Today, Oceanside is undergoing a period of gentrification with the construction of lovely high-rise condominiums, a renovated downtown retail area, weekly street fairs that occupy several city blocks and are attended by thousands of visitors and residents. My wife and I attended the weekly street fair and then decided to go to a pub overlooking the street scene to enjoy an adult beverage.
Something peculiar caught my eye while looking down upon the crowds of people milling around the different food booths and vendor stalls. On the sidewalk, outside of a dry cleaning business was a line of young men and women waiting patiently to get inside. Some were carrying military uniforms ready to be dropped off for cleaning, while others were empty handed, and based on their military postures, were presumably there to pick up their uniforms. A large contingent of those in line were obviously there to get assigned their first set of uniforms.
Veterans Day is right around the corner and I couldn’t help but think about those young people who will someday bear the title of veteran. Now is a good time to think about all the good reasons to consider hiring veterans into the collision repair business, so I reached out to a veteran that I’ve known for over 30 years to ask him for his thoughts on why we should consider hiring a veteran. Here are some of his own personal thoughts and those he researched from the thoughts of other veterans:
First and foremost, I believe that any field, whether it be the auto body industry or even a top-tier law firm, would benefit greatly from the many unique skills that a veteran can bring to the table. With that said, and before jumping into all the reasons hiring a veteran is great, I think it is important to acknowledge that vets come in all different shapes and sizes with an infinite range of experiences while enlisted. Nevertheless, we all share the same drive to complete missions in the most efficient manner because we all love that feeling of satisfaction after a job/mission well done. Furthermore, I can guarantee that the majority of veterans understand what it means to put in a hard day's work.
Here is a list of the most important strengths, to me, that a vet can bring to the workplace:
- Teamwork is considered an essential part of daily life and is the foundation on which safe military operations are built.
- Responsibility for job performance and accountability for completing missions are something to take pride in.
- Holding a realistic estimation of self and ability based on experiences is expected of each service member.
- Being organized and disciplined.
- Possessing a strong work ethic.
- Having the ability to follow through on assignments, even under difficult or stressful circumstances.
- Possessing a variety of cross-functional skills.
- Being able to problem solve quickly and creatively.
- Being able to adapt to changing situations.
- Being able to follow rules and schedules.
It was interesting to me that the veteran I consulted was so keenly aware of the attributes and virtues that business owners today seek in employees and team members.

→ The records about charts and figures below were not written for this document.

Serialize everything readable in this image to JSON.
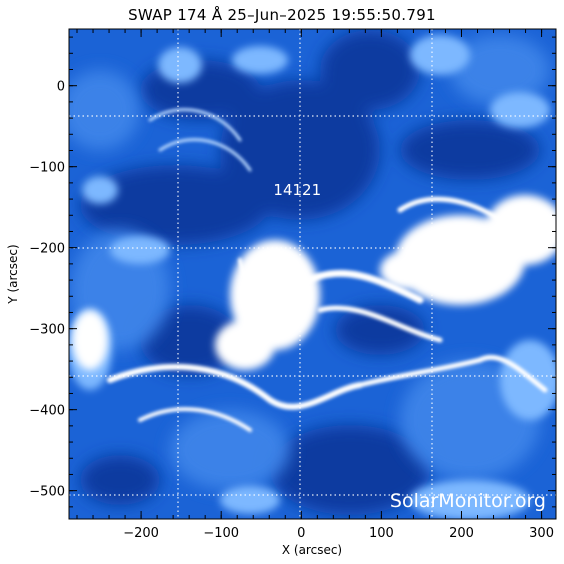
{
  "title": "SWAP 174 Å 25–Jun–2025 19:55:50.791",
  "x_axis": {
    "label": "X (arcsec)",
    "ticks": [
      -200,
      -100,
      0,
      100,
      200,
      300
    ],
    "range": [
      -290,
      318
    ]
  },
  "y_axis": {
    "label": "Y (arcsec)",
    "ticks": [
      0,
      -100,
      -200,
      -300,
      -400,
      -500
    ],
    "range": [
      -535,
      70
    ]
  },
  "active_region": {
    "label": "14121",
    "x": -5,
    "y": -135
  },
  "watermark": "SolarMonitor.org",
  "colors": {
    "deep": "#0a3aa0",
    "mid": "#1b63d6",
    "light": "#6fb0ff",
    "bright": "#ffffff",
    "grid": "#ffffff"
  }
}
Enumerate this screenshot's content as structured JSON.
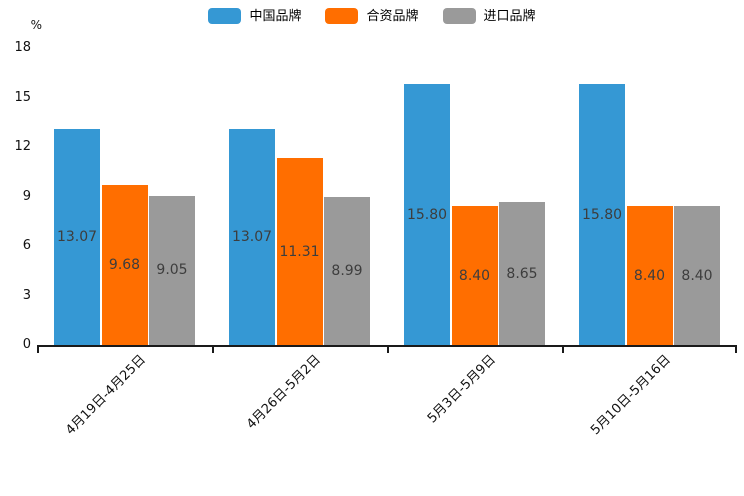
{
  "chart_data": {
    "type": "bar",
    "title": "",
    "unit_label": "%",
    "categories": [
      "4月19日-4月25日",
      "4月26日-5月2日",
      "5月3日-5月9日",
      "5月10日-5月16日"
    ],
    "series": [
      {
        "name": "中国品牌",
        "color": "#3598d4",
        "values": [
          13.07,
          13.07,
          15.8,
          15.8
        ]
      },
      {
        "name": "合资品牌",
        "color": "#ff6e00",
        "values": [
          9.68,
          11.31,
          8.4,
          8.4
        ]
      },
      {
        "name": "进口品牌",
        "color": "#9a9a9a",
        "values": [
          9.05,
          8.99,
          8.65,
          8.4
        ]
      }
    ],
    "ylim": [
      0,
      18
    ],
    "yticks": [
      0,
      3,
      6,
      9,
      12,
      15,
      18
    ],
    "legend_position": "top-center",
    "grid": false,
    "value_labels": true,
    "value_label_format": "2-decimals",
    "xlabel_rotation_deg": 45,
    "colors": {
      "axis_line": "#1a1a1a",
      "tick_text": "#111111",
      "value_text": "#3d3d3d",
      "background": "#ffffff"
    }
  }
}
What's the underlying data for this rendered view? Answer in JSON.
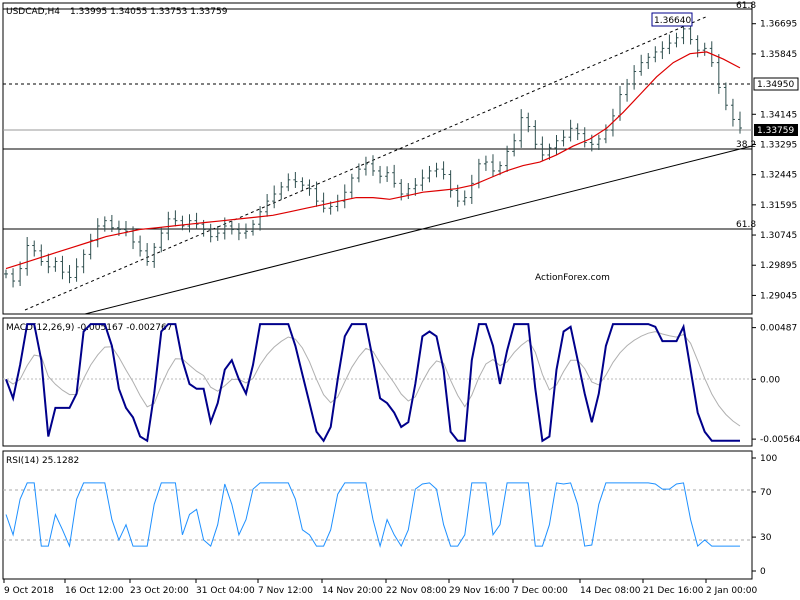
{
  "chart_data": {
    "type": "line",
    "symbol": "USDCAD,H4",
    "ohlc_readout": "1.33995 1.34055 1.33753 1.33759",
    "watermark": "ActionForex.com",
    "x_labels": [
      "9 Oct 2018",
      "16 Oct 12:00",
      "23 Oct 20:00",
      "31 Oct 04:00",
      "7 Nov 12:00",
      "14 Nov 20:00",
      "22 Nov 08:00",
      "29 Nov 16:00",
      "7 Dec 00:00",
      "14 Dec 08:00",
      "21 Dec 16:00",
      "2 Jan 00:00"
    ],
    "price": {
      "ylim": [
        1.2855,
        1.3725
      ],
      "y_ticks": [
        "1.36695",
        "1.35845",
        "1.34950",
        "1.34145",
        "1.33759",
        "1.33295",
        "1.32445",
        "1.31595",
        "1.30745",
        "1.29895",
        "1.29045"
      ],
      "bars": [
        1.2965,
        1.2945,
        1.298,
        1.3045,
        1.303,
        1.3,
        1.2985,
        1.3,
        1.297,
        1.2955,
        1.2985,
        1.302,
        1.306,
        1.31,
        1.3115,
        1.3095,
        1.309,
        1.3085,
        1.3055,
        1.303,
        1.3,
        1.304,
        1.308,
        1.312,
        1.3115,
        1.31,
        1.3115,
        1.3105,
        1.309,
        1.307,
        1.308,
        1.31,
        1.309,
        1.308,
        1.3085,
        1.3105,
        1.314,
        1.317,
        1.319,
        1.321,
        1.323,
        1.3225,
        1.3215,
        1.3205,
        1.317,
        1.315,
        1.3155,
        1.317,
        1.3195,
        1.3235,
        1.326,
        1.3275,
        1.3255,
        1.324,
        1.325,
        1.322,
        1.319,
        1.3205,
        1.3215,
        1.3235,
        1.3255,
        1.326,
        1.3245,
        1.32,
        1.317,
        1.318,
        1.322,
        1.3275,
        1.328,
        1.3255,
        1.327,
        1.331,
        1.334,
        1.3405,
        1.338,
        1.333,
        1.33,
        1.332,
        1.334,
        1.335,
        1.3375,
        1.336,
        1.3335,
        1.333,
        1.3345,
        1.337,
        1.341,
        1.347,
        1.35,
        1.3535,
        1.356,
        1.3575,
        1.359,
        1.36,
        1.3615,
        1.363,
        1.3655,
        1.3625,
        1.3595,
        1.36,
        1.356,
        1.349,
        1.344,
        1.34,
        1.33759
      ],
      "ma": [
        1.298,
        1.2995,
        1.301,
        1.3025,
        1.304,
        1.3055,
        1.307,
        1.308,
        1.309,
        1.3095,
        1.31,
        1.3105,
        1.311,
        1.3115,
        1.312,
        1.3125,
        1.313,
        1.314,
        1.315,
        1.316,
        1.317,
        1.318,
        1.318,
        1.3175,
        1.3185,
        1.3195,
        1.32,
        1.3205,
        1.3215,
        1.3235,
        1.3255,
        1.327,
        1.328,
        1.33,
        1.3325,
        1.3345,
        1.3375,
        1.342,
        1.347,
        1.352,
        1.356,
        1.3585,
        1.359,
        1.357,
        1.3545
      ],
      "level_label": "1.34950",
      "current_label": "1.33759",
      "high_label": "1.36640",
      "fib_labels": {
        "top": "61.8",
        "mid": "38.2",
        "low": "61.8"
      }
    },
    "macd": {
      "title": "MACD(12,26,9) -0.005167 -0.002767",
      "y_ticks": [
        "0.00487",
        "0.00",
        "-0.005645"
      ],
      "ylim": [
        -0.0062,
        0.0054
      ]
    },
    "rsi": {
      "title": "RSI(14) 25.1282",
      "y_ticks": [
        "100",
        "70",
        "30",
        "0"
      ],
      "ylim": [
        0,
        100
      ],
      "levels": [
        70,
        30
      ]
    }
  },
  "colors": {
    "price_bars": "#2f4f4f",
    "moving_average": "#dd0000",
    "macd_line": "#00008b",
    "signal_line": "#b0b0b0",
    "rsi_line": "#1e90ff",
    "trend_line": "#000000",
    "level_line": "#000000",
    "grid": "#bbbbbb",
    "watermark": "#c9c9c9"
  }
}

It reinforced the notion that there is a large and viable pool of potential candidates for our industry and we need to take a closer look at these folks that already have some really good pre-qualifications. I think you would agree that in today’s environment, we are better off hiring people with great work ethic and can-do attitudes, and then training them in the skills required.

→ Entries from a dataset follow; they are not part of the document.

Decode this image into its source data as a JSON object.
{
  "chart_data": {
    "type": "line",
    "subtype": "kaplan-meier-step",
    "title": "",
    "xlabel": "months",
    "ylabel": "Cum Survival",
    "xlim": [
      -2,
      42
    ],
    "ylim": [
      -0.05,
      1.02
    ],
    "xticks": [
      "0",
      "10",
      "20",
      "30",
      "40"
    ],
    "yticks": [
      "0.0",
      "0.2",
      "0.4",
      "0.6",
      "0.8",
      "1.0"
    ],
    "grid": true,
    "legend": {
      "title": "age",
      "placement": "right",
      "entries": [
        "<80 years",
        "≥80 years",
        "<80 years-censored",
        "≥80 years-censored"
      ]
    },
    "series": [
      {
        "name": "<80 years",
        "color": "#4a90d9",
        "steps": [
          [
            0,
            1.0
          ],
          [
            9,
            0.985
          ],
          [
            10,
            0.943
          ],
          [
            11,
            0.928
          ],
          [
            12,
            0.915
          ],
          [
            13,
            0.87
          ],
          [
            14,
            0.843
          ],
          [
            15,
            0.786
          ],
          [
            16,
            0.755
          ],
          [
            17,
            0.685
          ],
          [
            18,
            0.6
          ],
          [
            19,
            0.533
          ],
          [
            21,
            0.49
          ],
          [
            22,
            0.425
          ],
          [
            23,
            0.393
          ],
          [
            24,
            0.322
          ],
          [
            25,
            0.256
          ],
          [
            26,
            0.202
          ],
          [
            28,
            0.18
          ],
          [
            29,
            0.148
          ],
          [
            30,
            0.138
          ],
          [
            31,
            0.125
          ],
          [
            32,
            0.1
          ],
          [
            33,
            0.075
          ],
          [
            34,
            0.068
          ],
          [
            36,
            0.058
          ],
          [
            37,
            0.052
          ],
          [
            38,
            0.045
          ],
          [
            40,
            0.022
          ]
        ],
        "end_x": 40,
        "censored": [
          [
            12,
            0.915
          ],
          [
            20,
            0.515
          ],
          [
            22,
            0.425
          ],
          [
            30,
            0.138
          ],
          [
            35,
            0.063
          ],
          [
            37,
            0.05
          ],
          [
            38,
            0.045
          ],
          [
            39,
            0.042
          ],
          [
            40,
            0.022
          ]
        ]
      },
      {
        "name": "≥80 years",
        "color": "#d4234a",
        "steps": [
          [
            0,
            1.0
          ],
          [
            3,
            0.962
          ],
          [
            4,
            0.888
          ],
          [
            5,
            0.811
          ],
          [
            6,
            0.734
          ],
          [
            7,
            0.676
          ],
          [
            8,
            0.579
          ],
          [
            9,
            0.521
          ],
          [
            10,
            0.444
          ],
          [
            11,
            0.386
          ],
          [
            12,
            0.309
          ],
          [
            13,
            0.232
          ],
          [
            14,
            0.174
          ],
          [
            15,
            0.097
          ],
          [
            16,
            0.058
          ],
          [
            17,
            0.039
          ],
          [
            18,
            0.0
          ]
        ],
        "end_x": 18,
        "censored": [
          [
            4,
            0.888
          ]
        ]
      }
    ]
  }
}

Meanwhile, back in Oceanside later that evening, I walked by the line of service members at the dry cleaners and got a closeup look at our current and future veterans. I was tempted to say “thank you for your service” to some of them, but held my tongue. I’ve learned from my veteran consultant that this expression is gratifying overall, but is slowly descending into the realm of an automatic response much like the way we say “God Bless You” when someone sneezes. I have come to learn that it is better to say, “Thank you for your service. What did you do while you were serving?” It’s a great idea to draw out a more comprehensive response and have a meaningful conversation with these generally self-deprecating people. I’m happy to thank them the same way I thank my current employees for their hard work and dedication, but if we want to start a dialogue that could open the door to potential employment, dig deeper and be real.
Do more than just thank and occasionally think of our veterans. Seek them out and give them a meaningful shot at coming to work in a great industry full of wonderful people. Oh, and by the way, my Veteran consultant is my son, Kevin, who served for nine years. Semper Paratus.